Maria replaced the container at the back of the cupboard, the label facing away as she had found it, and she put back the other items that had originally obscured it from view. She allowed herself a smile at her boyfriend’s vanity. Why did he dye his hair? Was it that he had gone prematurely grey? Maria had seen the photographs of his parents who both had the same dark hair as Grueber but had not gone white before their time as far as she could see. Unless, of course, they too dyed their hair. She stared in at the hair dye under the sink for a moment. Maria could not understand why such a small mystery was causing a fluttering of unease deep within. It had been hidden. Maybe it belonged to a former girlfriend. But why had he placed it where he had, rather than throwing it out?

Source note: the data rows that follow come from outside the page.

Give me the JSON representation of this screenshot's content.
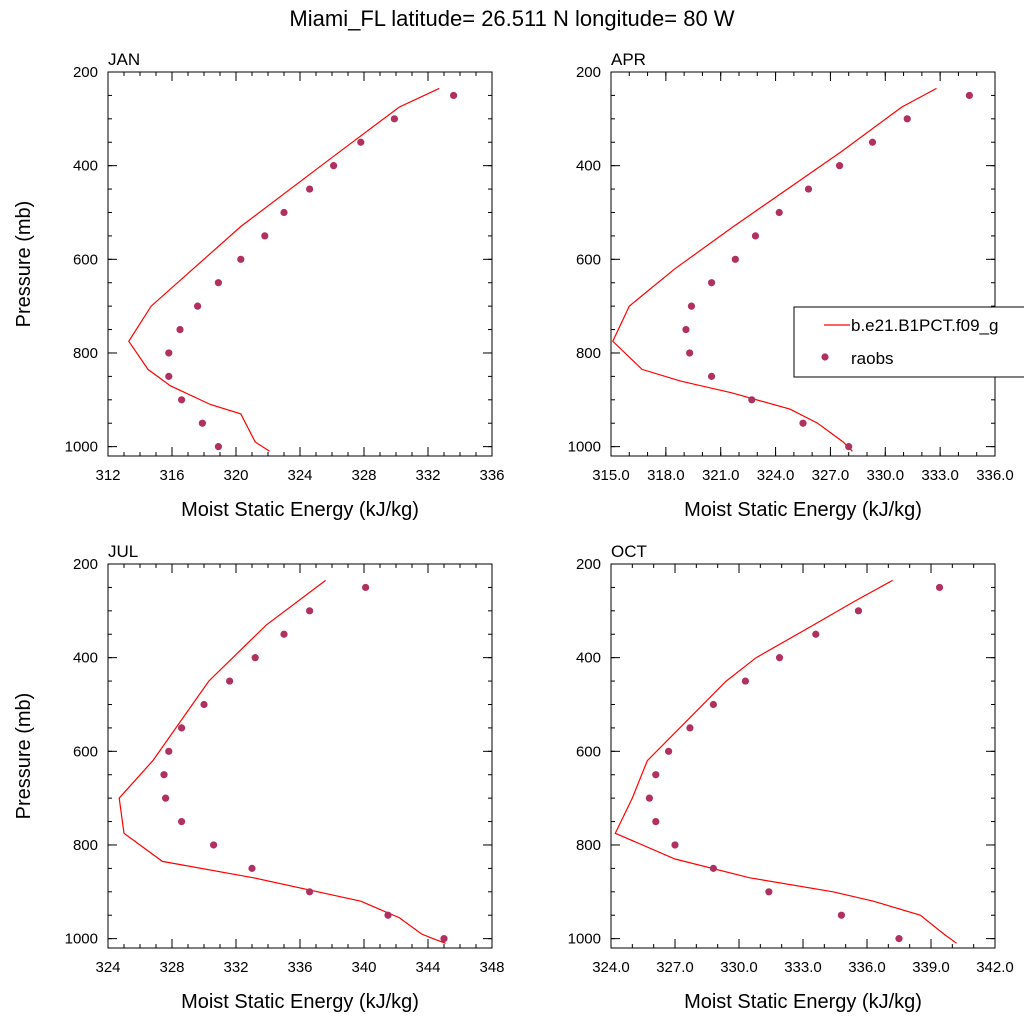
{
  "title": "Miami_FL  latitude= 26.511 N longitude= 80 W",
  "colors": {
    "model_line": "#ff0000",
    "obs_marker": "#b03060",
    "frame": "#000000"
  },
  "legend": {
    "model_label": "b.e21.B1PCT.f09_g",
    "obs_label": "raobs",
    "placement": "right, APR panel"
  },
  "chart_data": [
    {
      "type": "line",
      "panel": "JAN",
      "xlabel": "Moist Static Energy (kJ/kg)",
      "ylabel": "Pressure (mb)",
      "xlim": [
        312,
        336
      ],
      "ylim": [
        1020,
        200
      ],
      "x_ticks": [
        312,
        316,
        320,
        324,
        328,
        332,
        336
      ],
      "x_tick_labels": [
        "312",
        "316",
        "320",
        "324",
        "328",
        "332",
        "336"
      ],
      "x_minor_step": 1,
      "y_ticks": [
        200,
        400,
        600,
        800,
        1000
      ],
      "y_minor_step": 50,
      "series": [
        {
          "name": "b.e21.B1PCT.f09_g",
          "kind": "line",
          "x": [
            332.7,
            330.2,
            326.1,
            320.3,
            314.7,
            313.3,
            314.5,
            315.9,
            318.4,
            320.3,
            321.2,
            322.1
          ],
          "y": [
            235,
            275,
            380,
            530,
            700,
            775,
            835,
            870,
            910,
            930,
            990,
            1010
          ]
        },
        {
          "name": "raobs",
          "kind": "scatter",
          "x": [
            333.6,
            329.9,
            327.8,
            326.1,
            324.6,
            323.0,
            321.8,
            320.3,
            318.9,
            317.6,
            316.5,
            315.8,
            315.8,
            316.6,
            317.9,
            318.9
          ],
          "y": [
            250,
            300,
            350,
            400,
            450,
            500,
            550,
            600,
            650,
            700,
            750,
            800,
            850,
            900,
            950,
            1000
          ]
        }
      ]
    },
    {
      "type": "line",
      "panel": "APR",
      "xlabel": "Moist Static Energy (kJ/kg)",
      "ylabel": "",
      "xlim": [
        315,
        336
      ],
      "ylim": [
        1020,
        200
      ],
      "x_ticks": [
        315,
        318,
        321,
        324,
        327,
        330,
        333,
        336
      ],
      "x_tick_labels": [
        "315.0",
        "318.0",
        "321.0",
        "324.0",
        "327.0",
        "330.0",
        "333.0",
        "336.0"
      ],
      "x_minor_step": 1,
      "y_ticks": [
        200,
        400,
        600,
        800,
        1000
      ],
      "y_minor_step": 50,
      "series": [
        {
          "name": "b.e21.B1PCT.f09_g",
          "kind": "line",
          "x": [
            332.8,
            330.9,
            327.6,
            321.7,
            318.5,
            316.0,
            315.1,
            316.7,
            318.8,
            321.6,
            324.8,
            326.3,
            327.0,
            327.7,
            328.2
          ],
          "y": [
            235,
            275,
            370,
            530,
            620,
            700,
            775,
            835,
            860,
            885,
            920,
            950,
            970,
            990,
            1010
          ]
        },
        {
          "name": "raobs",
          "kind": "scatter",
          "x": [
            334.6,
            331.2,
            329.3,
            327.5,
            325.8,
            324.2,
            322.9,
            321.8,
            320.5,
            319.4,
            319.1,
            319.3,
            320.5,
            322.7,
            325.5,
            328.0
          ],
          "y": [
            250,
            300,
            350,
            400,
            450,
            500,
            550,
            600,
            650,
            700,
            750,
            800,
            850,
            900,
            950,
            1000
          ]
        }
      ]
    },
    {
      "type": "line",
      "panel": "JUL",
      "xlabel": "Moist Static Energy (kJ/kg)",
      "ylabel": "Pressure (mb)",
      "xlim": [
        324,
        348
      ],
      "ylim": [
        1020,
        200
      ],
      "x_ticks": [
        324,
        328,
        332,
        336,
        340,
        344,
        348
      ],
      "x_tick_labels": [
        "324",
        "328",
        "332",
        "336",
        "340",
        "344",
        "348"
      ],
      "x_minor_step": 1,
      "y_ticks": [
        200,
        400,
        600,
        800,
        1000
      ],
      "y_minor_step": 50,
      "series": [
        {
          "name": "b.e21.B1PCT.f09_g",
          "kind": "line",
          "x": [
            337.6,
            333.9,
            330.3,
            326.8,
            324.7,
            325.0,
            327.4,
            333.1,
            339.8,
            341.5,
            342.2,
            343.6,
            344.3,
            345.1
          ],
          "y": [
            235,
            330,
            450,
            620,
            700,
            775,
            835,
            870,
            920,
            945,
            955,
            990,
            1000,
            1010
          ]
        },
        {
          "name": "raobs",
          "kind": "scatter",
          "x": [
            340.1,
            336.6,
            335.0,
            333.2,
            331.6,
            330.0,
            328.6,
            327.8,
            327.5,
            327.6,
            328.6,
            330.6,
            333.0,
            336.6,
            341.5,
            345.0
          ],
          "y": [
            250,
            300,
            350,
            400,
            450,
            500,
            550,
            600,
            650,
            700,
            750,
            800,
            850,
            900,
            950,
            1000
          ]
        }
      ]
    },
    {
      "type": "line",
      "panel": "OCT",
      "xlabel": "Moist Static Energy (kJ/kg)",
      "ylabel": "",
      "xlim": [
        324,
        342
      ],
      "ylim": [
        1020,
        200
      ],
      "x_ticks": [
        324,
        327,
        330,
        333,
        336,
        339,
        342
      ],
      "x_tick_labels": [
        "324.0",
        "327.0",
        "330.0",
        "333.0",
        "336.0",
        "339.0",
        "342.0"
      ],
      "x_minor_step": 1,
      "y_ticks": [
        200,
        400,
        600,
        800,
        1000
      ],
      "y_minor_step": 50,
      "series": [
        {
          "name": "b.e21.B1PCT.f09_g",
          "kind": "line",
          "x": [
            337.2,
            335.4,
            333.5,
            330.8,
            329.4,
            325.7,
            325.0,
            324.2,
            327.0,
            330.5,
            334.4,
            336.3,
            338.5,
            339.6,
            340.2
          ],
          "y": [
            235,
            280,
            330,
            400,
            450,
            620,
            700,
            775,
            830,
            870,
            900,
            920,
            950,
            990,
            1010
          ]
        },
        {
          "name": "raobs",
          "kind": "scatter",
          "x": [
            339.4,
            335.6,
            333.6,
            331.9,
            330.3,
            328.8,
            327.7,
            326.7,
            326.1,
            325.8,
            326.1,
            327.0,
            328.8,
            331.4,
            334.8,
            337.5
          ],
          "y": [
            250,
            300,
            350,
            400,
            450,
            500,
            550,
            600,
            650,
            700,
            750,
            800,
            850,
            900,
            950,
            1000
          ]
        }
      ]
    }
  ]
}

Maria stood up and her heel crunched on a fragment of broken glass. He was there when she turned around. Standing close. Too close. He was standing where Vitrenko stood in her dreams. His eyes were totally different in colour and in shape, but for the first time ever Maria could see they held the same emotionless, callous cruelty.
She knew. She smiled at Grueber and said light-heartedly, ‘I didn’t see you there. You gave me a fright.’ But she knew.

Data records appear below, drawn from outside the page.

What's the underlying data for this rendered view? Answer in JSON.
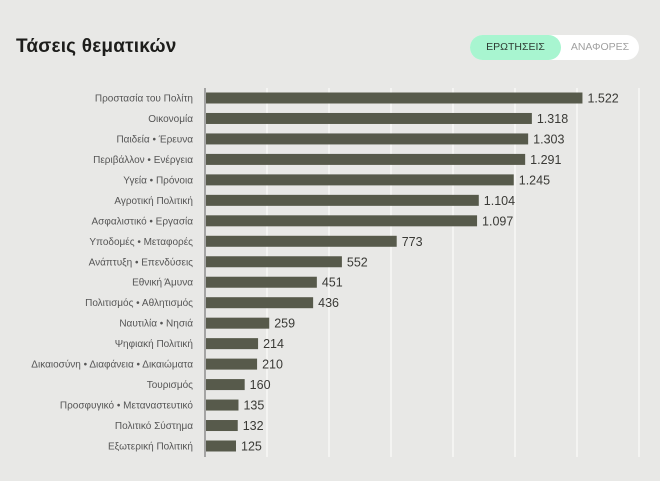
{
  "title": "Τάσεις θεματικών",
  "toggle": {
    "active": "ΕΡΩΤΗΣΕΙΣ",
    "inactive": "ΑΝΑΦΟΡΕΣ"
  },
  "colors": {
    "bar": "#575a4b",
    "active_tab": "#a8f5d0",
    "grid": "#ffffff"
  },
  "chart_data": {
    "type": "bar",
    "orientation": "horizontal",
    "title": "Τάσεις θεματικών",
    "categories": [
      "Προστασία του Πολίτη",
      "Οικονομία",
      "Παιδεία • Έρευνα",
      "Περιβάλλον • Ενέργεια",
      "Υγεία • Πρόνοια",
      "Αγροτική Πολιτική",
      "Ασφαλιστικό • Εργασία",
      "Υποδομές • Μεταφορές",
      "Ανάπτυξη • Επενδύσεις",
      "Εθνική Άμυνα",
      "Πολιτισμός • Αθλητισμός",
      "Ναυτιλία • Νησιά",
      "Ψηφιακή Πολιτική",
      "Δικαιοσύνη • Διαφάνεια • Δικαιώματα",
      "Τουρισμός",
      "Προσφυγικό • Μεταναστευτικό",
      "Πολιτικό Σύστημα",
      "Εξωτερική Πολιτική"
    ],
    "values": [
      1522,
      1318,
      1303,
      1291,
      1245,
      1104,
      1097,
      773,
      552,
      451,
      436,
      259,
      214,
      210,
      160,
      135,
      132,
      125
    ],
    "value_labels": [
      "1.522",
      "1.318",
      "1.303",
      "1.291",
      "1.245",
      "1.104",
      "1.097",
      "773",
      "552",
      "451",
      "436",
      "259",
      "214",
      "210",
      "160",
      "135",
      "132",
      "125"
    ],
    "xlim": [
      0,
      1750
    ],
    "grid_x": [
      250,
      500,
      750,
      1000,
      1250,
      1500,
      1750
    ],
    "grid": true,
    "xlabel": "",
    "ylabel": ""
  }
}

Frank Grueber offered a cold, sterile reflection of Maria’s smile. He reached out his hand and stroked back a short strand of blonde hair from Maria’s brow.
‘Do you remember the first time we met?’ he said.
Maria nodded. ‘You were processing that body in Sternschanzen Park. Fabel was away and I was leading the investigation…’ Maria smiled again. She tried to look relaxed. Her gun was out in the hall where she had left it on the antique hallstand. So many antiques in this house. Everything was to do with the past.
‘That’s right.’ Grueber continued to stroke her hair, her cheek, his gaze empty and focused somewhere and sometime else. ‘I remember the very first time I saw you. After a single second everything was locked into my head, every feature, every gesture. It was as though I recognised you. As though we had known each other before but couldn’t remember where and when. Did you feel like that?’
Maria thought about lying, but shrugged instead. She tried to work out the distance to the kitchen door, then to the hallstand, then the time to unholster her gun and take the safety off. If she hit him hard enough…
Grueber smiled. He took his other hand from behind his back and raised Maria’s gun, pressing it gently into the soft flesh under her jaw.
‘I love you, Maria. I don’t want to hurt you, but if I must, I must. It means that we will have to wait until our next lives to see each other again.’
Maria tilted her head back, but Grueber maintained the gun barrel’s pressure, placing his other hand on the nape of her neck, cradling the back of her head. ‘Don’t do anything stupid, Maria. I’m quite capable of killing us both. Please don’t force me. We’ve died together once before. On a railway platform a long, long time ago. But this is not our time. Not yet.’
‘Why, Frank? Why did you kill all those people?’
Grueber smiled. ‘Come, Maria. You still haven’t seen everything there is to the house.’
9.45 p.m.: Police Presidium, Hamburg
Anna Wolff arched her back and rubbed her eyes. She needed a break from the computer screen. She had spent the last hour going through the social-services records to find where and when Beate Brandt had adopted Franz. There was nothing. She went out into the hall and got herself a coffee from the machine. A couple of other Murder Commission officers came along and she chatted to them for a while, deliberately putting off going back to the computer screen and the endless names in the archive.